Dimmi quanto quanto quanto...
Cosa viene dopo la legge di Moore? Il computer quantistico. Dieci anni fa me lo spiegò Giorgio Parisi, che dieci anni dopo (ottobre 2021) ha vinto il premio Nobel per la fisica
(pubblicato il 14 ottobre 2011)
Morto un re, se ne fa subito un altro. Alle volte, senza neanche aspettare il funerale. È una regola millenaria, che si sta rivelando il più grosso problema dell'informatica d'oggi. Il re morente è la legge di Moore, quel principio stabilito nel 1965 da uno dei fondatori di Intel, Gordon Moore, in base al quale ogni 18-24 mesi raddoppia il numero di componenti di un processore e raddoppia, quindi, la sua potenza. Il problema, adesso, è trovare un nuovo re che la sostituisca.
Non è cosa da poco, perché rischia di incepparsi una macchina economica formidabile. Per mantenere fede a questa crescita esponenziale, Intel, Amd, Ibm, Freescale (ex Motorola), Sun Microsystems e gli altri nel mercato dei semiconduttori investono ogni anno circa 15 miliardi di dollari in ricerca e sviluppo. Così facendo mantengono acceso il motore dell'innovazione: processori sempre più potenti vuol dire nuove applicazioni più complesse, soluzioni a problemi più difficili, apertura di nuovi mercati come quello della ricerca bioinformatica, impossibili dieci anni fa. Ogni mattina migliaia di ricercatori si svegliano con una certezza: i computer di oggi sono un po' più veloci di ieri, e domani lo saranno ancora di più. Questa certezza alimenta decine di settori chiave della società. Se non fosse, però, che tra qualche anno non sarà più così.
La legge di Moore viene uccisa dalle leggi della fisica: gli elettroni scorrono sulle basi di silicio con foto-incisi fili di rame.
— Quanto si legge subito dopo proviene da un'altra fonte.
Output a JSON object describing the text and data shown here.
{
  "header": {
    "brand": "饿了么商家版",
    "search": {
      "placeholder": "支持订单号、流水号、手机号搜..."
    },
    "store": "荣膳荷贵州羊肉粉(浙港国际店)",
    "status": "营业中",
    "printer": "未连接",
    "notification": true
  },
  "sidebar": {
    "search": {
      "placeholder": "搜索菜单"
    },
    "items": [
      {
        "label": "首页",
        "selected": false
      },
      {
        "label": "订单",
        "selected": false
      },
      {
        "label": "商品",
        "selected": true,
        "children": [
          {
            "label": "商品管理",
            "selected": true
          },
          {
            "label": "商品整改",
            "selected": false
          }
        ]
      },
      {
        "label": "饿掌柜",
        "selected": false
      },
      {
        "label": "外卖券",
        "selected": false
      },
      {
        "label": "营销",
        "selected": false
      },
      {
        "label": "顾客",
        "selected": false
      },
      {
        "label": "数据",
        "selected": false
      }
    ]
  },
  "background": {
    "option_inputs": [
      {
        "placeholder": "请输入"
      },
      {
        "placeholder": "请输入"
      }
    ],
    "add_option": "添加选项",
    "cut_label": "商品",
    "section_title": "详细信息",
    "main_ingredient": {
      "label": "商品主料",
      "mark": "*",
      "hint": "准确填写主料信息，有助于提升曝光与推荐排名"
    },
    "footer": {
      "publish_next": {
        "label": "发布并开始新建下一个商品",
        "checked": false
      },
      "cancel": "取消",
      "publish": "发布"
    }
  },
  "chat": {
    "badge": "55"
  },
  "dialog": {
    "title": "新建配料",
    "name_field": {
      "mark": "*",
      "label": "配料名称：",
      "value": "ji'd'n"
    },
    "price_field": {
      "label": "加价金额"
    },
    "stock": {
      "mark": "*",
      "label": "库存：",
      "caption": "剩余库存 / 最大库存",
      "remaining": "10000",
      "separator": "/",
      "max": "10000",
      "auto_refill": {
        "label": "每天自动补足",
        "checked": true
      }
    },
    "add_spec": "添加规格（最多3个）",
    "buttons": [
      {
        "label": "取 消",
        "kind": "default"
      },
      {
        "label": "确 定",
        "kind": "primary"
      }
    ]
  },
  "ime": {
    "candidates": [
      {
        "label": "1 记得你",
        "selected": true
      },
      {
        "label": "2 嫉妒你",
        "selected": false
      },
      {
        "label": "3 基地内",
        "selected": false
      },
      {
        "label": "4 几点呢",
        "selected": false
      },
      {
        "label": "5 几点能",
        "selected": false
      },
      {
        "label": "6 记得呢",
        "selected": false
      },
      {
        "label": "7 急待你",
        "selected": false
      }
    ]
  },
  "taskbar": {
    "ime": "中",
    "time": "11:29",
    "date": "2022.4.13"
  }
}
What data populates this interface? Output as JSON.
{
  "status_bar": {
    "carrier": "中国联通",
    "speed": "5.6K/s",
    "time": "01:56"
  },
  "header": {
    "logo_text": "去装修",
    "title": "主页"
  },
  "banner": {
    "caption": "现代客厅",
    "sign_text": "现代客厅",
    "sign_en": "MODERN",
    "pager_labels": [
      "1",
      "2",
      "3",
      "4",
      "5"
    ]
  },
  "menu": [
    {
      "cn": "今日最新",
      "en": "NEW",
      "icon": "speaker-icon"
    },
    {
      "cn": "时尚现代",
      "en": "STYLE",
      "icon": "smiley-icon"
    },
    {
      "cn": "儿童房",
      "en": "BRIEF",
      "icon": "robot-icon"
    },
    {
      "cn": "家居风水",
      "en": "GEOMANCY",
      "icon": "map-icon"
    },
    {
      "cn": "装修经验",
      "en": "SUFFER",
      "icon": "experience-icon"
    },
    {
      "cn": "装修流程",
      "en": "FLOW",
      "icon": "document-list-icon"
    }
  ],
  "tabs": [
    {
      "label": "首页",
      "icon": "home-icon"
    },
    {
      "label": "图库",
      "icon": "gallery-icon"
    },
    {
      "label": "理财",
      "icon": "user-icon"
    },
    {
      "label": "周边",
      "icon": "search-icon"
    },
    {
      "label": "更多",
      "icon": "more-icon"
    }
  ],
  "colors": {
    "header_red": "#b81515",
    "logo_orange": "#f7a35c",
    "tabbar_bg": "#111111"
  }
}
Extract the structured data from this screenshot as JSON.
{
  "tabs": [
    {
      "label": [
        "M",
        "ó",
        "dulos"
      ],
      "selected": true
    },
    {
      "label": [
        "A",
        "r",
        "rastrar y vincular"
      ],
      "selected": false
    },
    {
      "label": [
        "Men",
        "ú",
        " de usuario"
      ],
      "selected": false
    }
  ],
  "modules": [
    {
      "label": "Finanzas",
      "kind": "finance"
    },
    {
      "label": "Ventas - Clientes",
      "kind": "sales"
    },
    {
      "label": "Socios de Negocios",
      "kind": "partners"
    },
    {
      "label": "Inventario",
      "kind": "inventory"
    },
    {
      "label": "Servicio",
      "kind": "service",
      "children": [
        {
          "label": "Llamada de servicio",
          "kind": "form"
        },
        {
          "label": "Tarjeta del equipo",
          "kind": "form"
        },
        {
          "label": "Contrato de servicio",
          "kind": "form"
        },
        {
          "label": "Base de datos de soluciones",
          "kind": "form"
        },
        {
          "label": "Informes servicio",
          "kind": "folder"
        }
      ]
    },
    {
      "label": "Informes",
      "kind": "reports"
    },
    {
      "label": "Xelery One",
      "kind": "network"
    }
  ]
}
Tra quindici anni al massimo, secondo molti tra cui lo stesso Moore, la miniaturizzazione supererà la soglia oltre la quale gli elettroni non hanno più spazio e la legge di Moore si esaurirà. Occorre trovare un sostituto.
"L'unica alternativa alla legge di Moore è quella del calcolatore quantistico", mi spiega il fisico Giorgio Parisi
Le tesi più conservatrici vedono nelle nanotecnologie una strada per tamponare il problema e ridurre ulteriormente i circuiti. Ma, per quanto ancora di là da venire, anche le nanotecnologie presentano un forte limite: migliorano una tecnologia che è già vecchia di quarant'anni. Per risolvere il problema una volta per tutte occorre cambiare dalla radice. E l'unica alternativa possibile si chiama calcolatore quantistico.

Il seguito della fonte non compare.